Demand a peer-to-peer call and request that your patient be present during the call, informing them that the patient is present. Explain things once via phone and then with a follow-up letter (copying to the patient) that explains why the intervention is necessary. If the request is denied there is no need to have a lengthy back and forth with the insurer. Now the patient has witnessed the exchange, and you can allow the patient to decide what to do next. The patient could:

  1. Appeal by following insurance company procedures,
  2. File a medical board complaint against the denying physician, or
  3. Seek legal action having an attorney contact the third party payor.

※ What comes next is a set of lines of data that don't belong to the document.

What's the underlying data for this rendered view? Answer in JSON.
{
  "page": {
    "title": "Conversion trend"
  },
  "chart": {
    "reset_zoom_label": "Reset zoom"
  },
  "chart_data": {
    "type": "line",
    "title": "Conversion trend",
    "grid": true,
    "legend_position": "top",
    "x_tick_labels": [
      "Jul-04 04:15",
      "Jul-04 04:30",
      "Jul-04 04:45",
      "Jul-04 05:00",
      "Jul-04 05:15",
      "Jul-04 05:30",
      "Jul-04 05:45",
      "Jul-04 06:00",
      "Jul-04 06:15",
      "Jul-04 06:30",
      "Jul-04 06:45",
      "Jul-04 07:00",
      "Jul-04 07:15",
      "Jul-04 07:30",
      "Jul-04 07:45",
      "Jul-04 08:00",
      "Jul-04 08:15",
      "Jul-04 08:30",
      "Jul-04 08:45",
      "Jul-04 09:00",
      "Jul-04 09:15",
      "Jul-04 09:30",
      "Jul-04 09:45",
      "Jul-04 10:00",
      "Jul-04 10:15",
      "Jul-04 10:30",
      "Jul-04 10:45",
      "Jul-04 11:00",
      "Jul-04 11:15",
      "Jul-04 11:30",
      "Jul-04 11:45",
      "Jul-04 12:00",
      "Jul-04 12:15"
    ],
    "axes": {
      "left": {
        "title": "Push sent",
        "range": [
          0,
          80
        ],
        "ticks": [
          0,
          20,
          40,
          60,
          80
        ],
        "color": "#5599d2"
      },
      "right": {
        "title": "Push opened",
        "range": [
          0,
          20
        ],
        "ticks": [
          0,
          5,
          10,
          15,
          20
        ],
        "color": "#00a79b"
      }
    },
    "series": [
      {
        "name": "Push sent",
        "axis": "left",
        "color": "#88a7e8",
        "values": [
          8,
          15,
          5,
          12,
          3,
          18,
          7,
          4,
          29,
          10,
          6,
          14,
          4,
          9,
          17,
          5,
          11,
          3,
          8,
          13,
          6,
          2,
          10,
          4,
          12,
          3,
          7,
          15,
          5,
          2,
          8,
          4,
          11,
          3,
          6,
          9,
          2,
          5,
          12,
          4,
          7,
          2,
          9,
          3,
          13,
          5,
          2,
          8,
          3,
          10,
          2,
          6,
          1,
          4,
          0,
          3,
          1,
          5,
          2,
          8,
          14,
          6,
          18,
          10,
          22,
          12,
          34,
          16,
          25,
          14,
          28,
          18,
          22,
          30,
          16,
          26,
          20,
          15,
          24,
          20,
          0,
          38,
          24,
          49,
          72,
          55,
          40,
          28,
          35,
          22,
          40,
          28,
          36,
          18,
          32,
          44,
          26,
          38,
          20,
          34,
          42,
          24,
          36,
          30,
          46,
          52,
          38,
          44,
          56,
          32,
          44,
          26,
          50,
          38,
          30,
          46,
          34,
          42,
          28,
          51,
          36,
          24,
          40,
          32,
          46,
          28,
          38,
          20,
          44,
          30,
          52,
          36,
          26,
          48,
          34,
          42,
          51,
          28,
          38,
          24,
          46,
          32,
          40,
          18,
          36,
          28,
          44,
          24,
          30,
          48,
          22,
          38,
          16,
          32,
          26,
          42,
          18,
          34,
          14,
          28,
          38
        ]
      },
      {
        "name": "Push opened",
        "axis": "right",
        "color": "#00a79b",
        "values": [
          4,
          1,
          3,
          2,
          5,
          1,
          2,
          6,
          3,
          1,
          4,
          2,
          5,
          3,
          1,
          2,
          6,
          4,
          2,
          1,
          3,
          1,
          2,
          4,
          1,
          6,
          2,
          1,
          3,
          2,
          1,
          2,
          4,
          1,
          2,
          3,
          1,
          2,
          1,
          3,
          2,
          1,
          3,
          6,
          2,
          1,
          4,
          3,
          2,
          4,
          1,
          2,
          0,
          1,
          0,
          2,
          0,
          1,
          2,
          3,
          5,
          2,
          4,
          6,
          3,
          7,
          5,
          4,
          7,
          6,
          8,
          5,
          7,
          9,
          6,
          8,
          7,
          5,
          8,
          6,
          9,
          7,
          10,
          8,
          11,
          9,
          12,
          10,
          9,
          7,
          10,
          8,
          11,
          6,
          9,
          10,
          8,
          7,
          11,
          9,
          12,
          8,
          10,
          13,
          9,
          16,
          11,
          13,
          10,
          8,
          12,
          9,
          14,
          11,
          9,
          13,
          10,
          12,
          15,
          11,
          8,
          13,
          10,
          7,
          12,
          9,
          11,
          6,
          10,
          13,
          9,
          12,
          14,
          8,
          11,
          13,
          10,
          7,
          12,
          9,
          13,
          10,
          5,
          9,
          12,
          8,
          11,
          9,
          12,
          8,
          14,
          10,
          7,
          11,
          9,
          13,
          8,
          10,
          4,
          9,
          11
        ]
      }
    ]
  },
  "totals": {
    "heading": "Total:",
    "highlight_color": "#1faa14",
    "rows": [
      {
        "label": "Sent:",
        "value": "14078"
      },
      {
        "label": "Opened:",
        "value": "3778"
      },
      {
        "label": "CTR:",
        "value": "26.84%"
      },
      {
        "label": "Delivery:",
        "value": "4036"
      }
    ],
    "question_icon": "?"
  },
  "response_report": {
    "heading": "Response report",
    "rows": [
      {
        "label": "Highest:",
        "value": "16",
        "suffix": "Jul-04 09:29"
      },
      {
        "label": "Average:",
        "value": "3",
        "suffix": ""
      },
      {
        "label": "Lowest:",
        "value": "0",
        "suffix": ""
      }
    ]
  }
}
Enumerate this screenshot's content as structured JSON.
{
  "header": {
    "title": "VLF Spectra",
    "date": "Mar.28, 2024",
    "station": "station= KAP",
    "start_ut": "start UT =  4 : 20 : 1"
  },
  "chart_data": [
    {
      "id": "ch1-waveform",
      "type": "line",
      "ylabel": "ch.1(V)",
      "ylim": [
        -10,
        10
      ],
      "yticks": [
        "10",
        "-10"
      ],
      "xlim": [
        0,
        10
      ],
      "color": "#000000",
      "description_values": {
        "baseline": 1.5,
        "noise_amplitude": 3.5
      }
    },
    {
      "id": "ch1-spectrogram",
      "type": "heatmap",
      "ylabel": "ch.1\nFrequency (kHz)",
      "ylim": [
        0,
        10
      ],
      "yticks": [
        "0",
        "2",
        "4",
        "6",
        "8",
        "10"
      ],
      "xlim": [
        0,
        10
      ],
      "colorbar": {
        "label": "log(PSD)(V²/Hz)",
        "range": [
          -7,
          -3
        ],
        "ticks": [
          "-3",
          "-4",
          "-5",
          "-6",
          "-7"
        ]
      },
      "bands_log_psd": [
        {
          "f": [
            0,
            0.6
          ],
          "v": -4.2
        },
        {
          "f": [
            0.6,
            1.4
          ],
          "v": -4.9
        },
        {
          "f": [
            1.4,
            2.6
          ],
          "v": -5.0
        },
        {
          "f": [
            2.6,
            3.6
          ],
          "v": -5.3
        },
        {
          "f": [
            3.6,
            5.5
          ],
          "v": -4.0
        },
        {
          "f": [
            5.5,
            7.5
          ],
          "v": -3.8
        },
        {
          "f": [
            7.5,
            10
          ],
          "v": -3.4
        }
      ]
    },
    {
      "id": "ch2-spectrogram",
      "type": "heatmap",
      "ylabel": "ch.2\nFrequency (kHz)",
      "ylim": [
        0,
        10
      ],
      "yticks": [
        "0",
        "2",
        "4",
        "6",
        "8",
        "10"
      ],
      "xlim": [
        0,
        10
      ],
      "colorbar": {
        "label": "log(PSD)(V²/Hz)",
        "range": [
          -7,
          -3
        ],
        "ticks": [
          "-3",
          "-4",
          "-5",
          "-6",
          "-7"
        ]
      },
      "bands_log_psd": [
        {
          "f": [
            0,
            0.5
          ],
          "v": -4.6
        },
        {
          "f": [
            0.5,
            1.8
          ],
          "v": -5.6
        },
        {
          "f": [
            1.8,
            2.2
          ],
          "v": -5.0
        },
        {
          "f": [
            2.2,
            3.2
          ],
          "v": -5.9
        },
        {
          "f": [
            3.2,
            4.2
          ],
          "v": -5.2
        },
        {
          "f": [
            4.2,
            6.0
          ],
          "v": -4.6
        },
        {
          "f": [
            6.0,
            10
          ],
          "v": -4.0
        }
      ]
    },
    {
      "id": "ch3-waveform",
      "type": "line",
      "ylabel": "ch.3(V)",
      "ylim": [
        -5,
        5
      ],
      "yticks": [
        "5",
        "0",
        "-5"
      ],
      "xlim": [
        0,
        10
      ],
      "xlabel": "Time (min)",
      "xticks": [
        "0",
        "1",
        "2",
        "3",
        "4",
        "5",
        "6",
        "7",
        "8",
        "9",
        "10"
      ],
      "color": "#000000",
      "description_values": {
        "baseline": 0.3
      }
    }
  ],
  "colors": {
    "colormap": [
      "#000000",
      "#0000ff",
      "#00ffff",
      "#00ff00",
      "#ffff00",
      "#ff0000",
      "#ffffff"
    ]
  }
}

2022 ACOFP Principles of Healthcare System Reform: Reducing Unnecessary Paperwork Requirements

ACOFP recognizes that burdensome paperwork requirements are contributing to the physician shortage and are ultimately inhibiting appropriate and accessible patient care, and the call to reduce these unnecessary requirements is one of our 2022 Principles of Healthcare System Reform.

Federal programs from the U.S. Centers for Medicare and Medicaid Services (CMS) like the Medicare Quality Payment Program are intended to improve patient care while reducing spending but unfortunately have also increased the administrative burden on physicians. Other programs—such as the U.S. Centers for Disease Control and Prevention’s Patients Over Paperwork initiative and Meaningful Measures Framework—have attempted to reduce paperwork requirements, and the U.S. Health Resources and Services Administration—through the U.S. Department of Health and Human Services—announced plans to distribute funding intended to strengthen resiliency and address burnout in the healthcare workforce. Despite these measures, ACOFP believes more must be done.

In response to the desire to improve efficiencies to osteopathic family physicians, since late 2020, ACOFP has identified, monitored, and pursued advocacy opportunities, including the following, to address reducing burdensome paperwork requirements:

Hopefully, these activities will give physicians ideas on how to reduce burdensome documentation, alert and educate our elected officials about the difficulties associated with redundant/unnecessary paperwork, and demonstrate to our membership these problems, leading to possible resolution.